Hi, ich hab mir hier mal die ganzen Threads angeschaut und muss leider feststellen das man auf den Schami noch gar nicht eingegangen ist.

Nun meine Frage..

Welche Leder Spez ist für den Schami am besten die einen sagen Stammes- die anderen Drachenspez.

-mfg Shobu


----------



## Isegrim (23. September 2007)

Das kommt auf die Skillung deines Shammys an. Generell ist Drachenschuppenlederverarbeitung für Schamanen vorgesehen. Allerdings sind etliche Rezepte davon (auch) für Jäger. Sieh einfach die Rezepte durch und entscheide, ob es sich für dich lohnt, diese Spezialisierung zu lernen.

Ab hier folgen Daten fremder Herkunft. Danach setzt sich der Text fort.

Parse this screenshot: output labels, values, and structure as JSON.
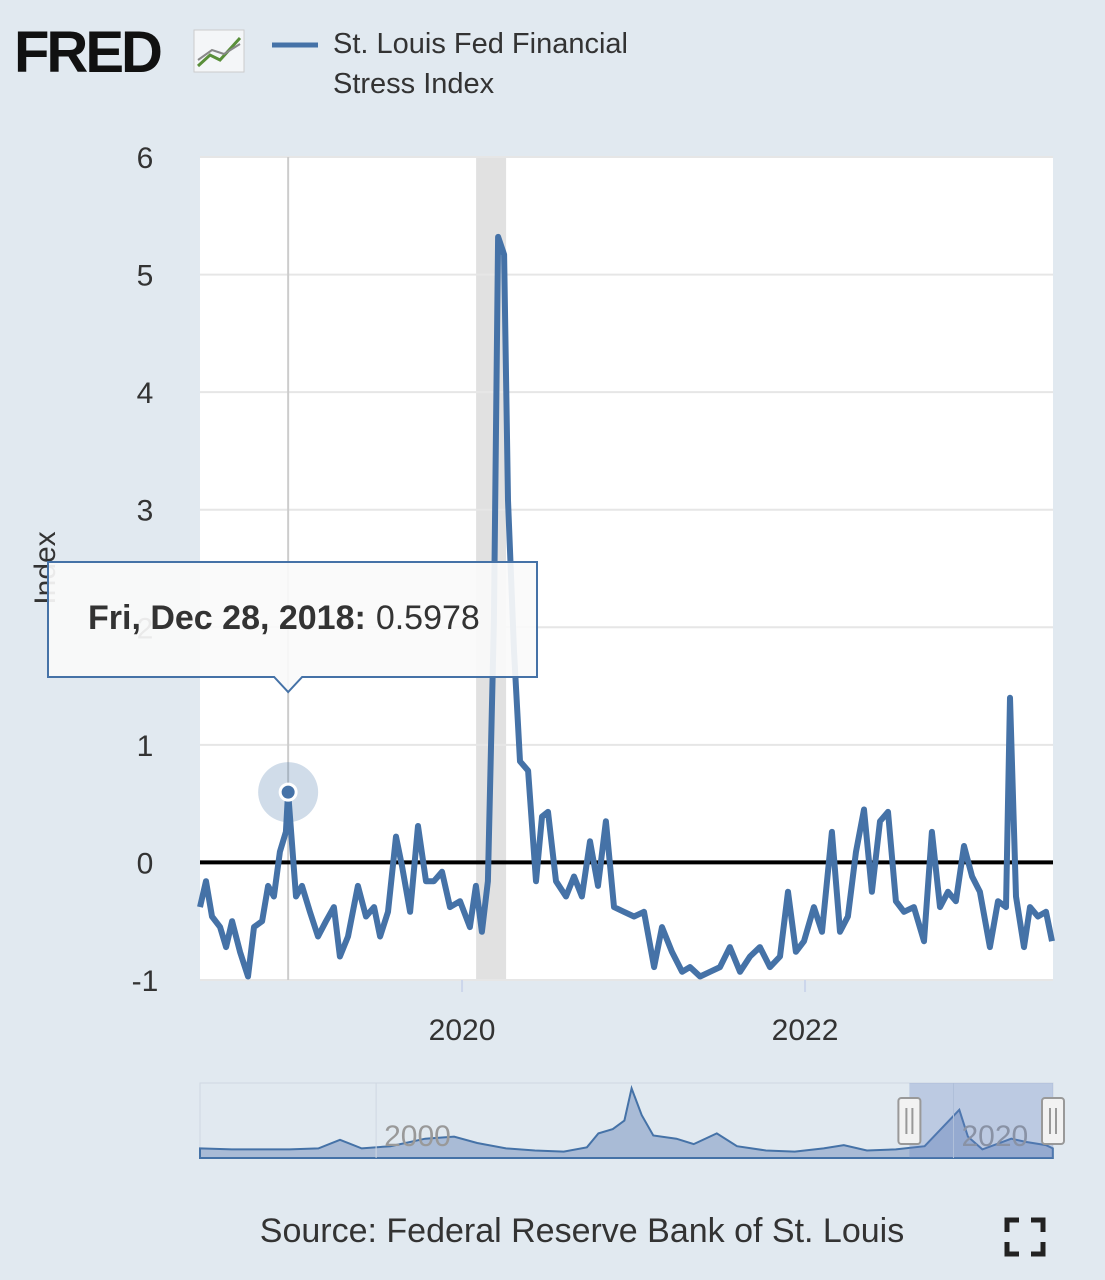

Eine Alternative ist die Stammeslederverarbeitung, die eigentlich für Druiden vorgesehen ist, aber viele Muster mit Boni auf Heilung, Int etc. bietet. Die Gegenstände daraus sind allerdings nur Leder, keine schwere Rüstung.

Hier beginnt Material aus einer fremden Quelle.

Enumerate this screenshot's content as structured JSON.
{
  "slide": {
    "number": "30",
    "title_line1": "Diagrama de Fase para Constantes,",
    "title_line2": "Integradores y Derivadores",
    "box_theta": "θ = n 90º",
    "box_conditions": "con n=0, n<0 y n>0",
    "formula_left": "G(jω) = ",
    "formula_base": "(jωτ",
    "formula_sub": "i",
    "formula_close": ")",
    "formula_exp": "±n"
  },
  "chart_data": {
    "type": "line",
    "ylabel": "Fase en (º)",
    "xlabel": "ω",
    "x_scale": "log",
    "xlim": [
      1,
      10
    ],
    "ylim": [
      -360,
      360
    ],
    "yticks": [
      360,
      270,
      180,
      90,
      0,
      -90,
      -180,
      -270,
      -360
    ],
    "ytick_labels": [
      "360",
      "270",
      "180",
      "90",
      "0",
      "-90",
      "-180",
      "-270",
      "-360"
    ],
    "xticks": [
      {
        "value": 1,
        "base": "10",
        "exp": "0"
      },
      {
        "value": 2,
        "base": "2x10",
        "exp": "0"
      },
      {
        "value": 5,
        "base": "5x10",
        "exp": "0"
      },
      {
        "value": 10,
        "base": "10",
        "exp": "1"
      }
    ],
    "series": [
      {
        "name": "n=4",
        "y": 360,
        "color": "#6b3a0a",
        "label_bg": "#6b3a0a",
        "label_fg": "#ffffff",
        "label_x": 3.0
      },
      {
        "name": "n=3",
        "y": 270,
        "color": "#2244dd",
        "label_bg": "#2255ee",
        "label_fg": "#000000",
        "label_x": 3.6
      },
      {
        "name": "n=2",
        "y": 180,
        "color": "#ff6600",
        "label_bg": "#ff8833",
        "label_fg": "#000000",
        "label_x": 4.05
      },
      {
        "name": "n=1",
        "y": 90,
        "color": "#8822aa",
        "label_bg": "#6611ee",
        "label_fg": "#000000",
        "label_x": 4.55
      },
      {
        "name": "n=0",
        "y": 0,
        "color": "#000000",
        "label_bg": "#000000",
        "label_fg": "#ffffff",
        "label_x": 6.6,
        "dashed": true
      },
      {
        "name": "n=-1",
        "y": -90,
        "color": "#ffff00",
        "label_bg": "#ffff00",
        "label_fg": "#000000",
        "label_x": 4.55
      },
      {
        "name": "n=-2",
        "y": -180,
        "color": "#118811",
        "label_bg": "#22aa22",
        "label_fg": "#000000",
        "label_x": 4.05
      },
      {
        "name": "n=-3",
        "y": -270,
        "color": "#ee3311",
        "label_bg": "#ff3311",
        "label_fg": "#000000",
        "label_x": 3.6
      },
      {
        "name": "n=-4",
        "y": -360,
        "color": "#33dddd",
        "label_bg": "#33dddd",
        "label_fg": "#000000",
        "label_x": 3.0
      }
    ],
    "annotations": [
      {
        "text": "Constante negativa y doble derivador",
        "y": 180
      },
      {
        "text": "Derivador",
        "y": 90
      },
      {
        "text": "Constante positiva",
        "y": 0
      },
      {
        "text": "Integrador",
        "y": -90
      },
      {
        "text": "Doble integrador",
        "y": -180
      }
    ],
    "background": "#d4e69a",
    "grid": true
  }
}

Bist du eher nahkampforientiert, kannst du sogar mal einen Blick auf die Muster der Elementarlederverarbeitung werfen. Hauptsächlich für Schurken gedacht ( -> Leder ), aber man kann sich’s ja mal anschauen.


----------



## Psytis (24. September 2007)

Wenn du Heilshami bist kannst dir Stammesleder mal anschaun. Dabei nimmst du aber auch in kauf dass das halt nur lederteile werden.
Drachenleder hat bei 375 dann 2 epische sets, eines mit manareg und zauberschaden (heibonus glaub ich auch) und eines mit angriffskraft.
Elementarleder brauchst nicht schaun. +angriffskraft ist recht net aber das hast bei drachenleder auch und das sind schwere rüstungen.
Ich würd als shami das drachenleder nehmen.


----------



## Qilin (28. November 2007)

Mein vierter Schamane wird auch Drachenlederer. Allerdings ist der Ele und ich habe selbst gesehen, dass es gar nicht so leicht ist, an einige Dinge heran zu kommen. Deswegen rennt mein Schami immer noch mit dem D3-Set und ein wenig T4 herum. Der Rest stammt aus heroischen Instanzen und halt Karazhan. Aber nichts wirklich tolles. Als Drachenlederer wäre ich da schon weiter. Vor allem gibt es richtig schöne Rezepte aus dem Schlangenschrein oder andere Muster, die einen sehr viel weiter bringen und Leder? Nein Danke. Muss nicht sein.

Allerdings hat sich das gerade auch ein wenig geändert. Denn nun kann man ja schöne Belohnungen kaufen für die Abzeichen der Gerechtigkeit. Aber anfangs schon fast fullepic zu rocken ist doch nicht schlecht.


----------



## Lekker (19. Dezember 2007)

also ich finde auch, dass kommt ganz drauf an wie du geskillt bist.
wenn du einen heal schami hast würde ich dir Stammeslederverarbeitung empfehlen. ansonsten drachenlederverarbeitung.

gruß Lekker


----------



## Myhordi (20. Januar 2008)

Welches s für heal schamanen am besten?Und wo gibts die  guten rezepte für drachenlederer die man bekommt ohne das man glück haben muss bei dropps


----------



## grempf (21. Januar 2008)

für heal schammis gibts keine gute spezialisierung. es gibt 3 rezepte (davon 1 mit bop resultat) die du unabhängig von deiner spezialisierung craften kannst.


----------



## Myhordi (21. Januar 2008)

Kannse die 3 mal posten?


----------



## grempf (21. Januar 2008)

Lebendiger Drachenschuppenhelm

Lebendige Erdschultern

Lebendige Erdbindungen


----------



## ichbinnichtschuld (21. Januar 2008)

nimm als heiler alchemie und erfreu dich an billigen pots.
das druidenset taugt nichts, es gibt blaue items die da besser sind.
als ele/verstärker nimm drachenlederer.


----------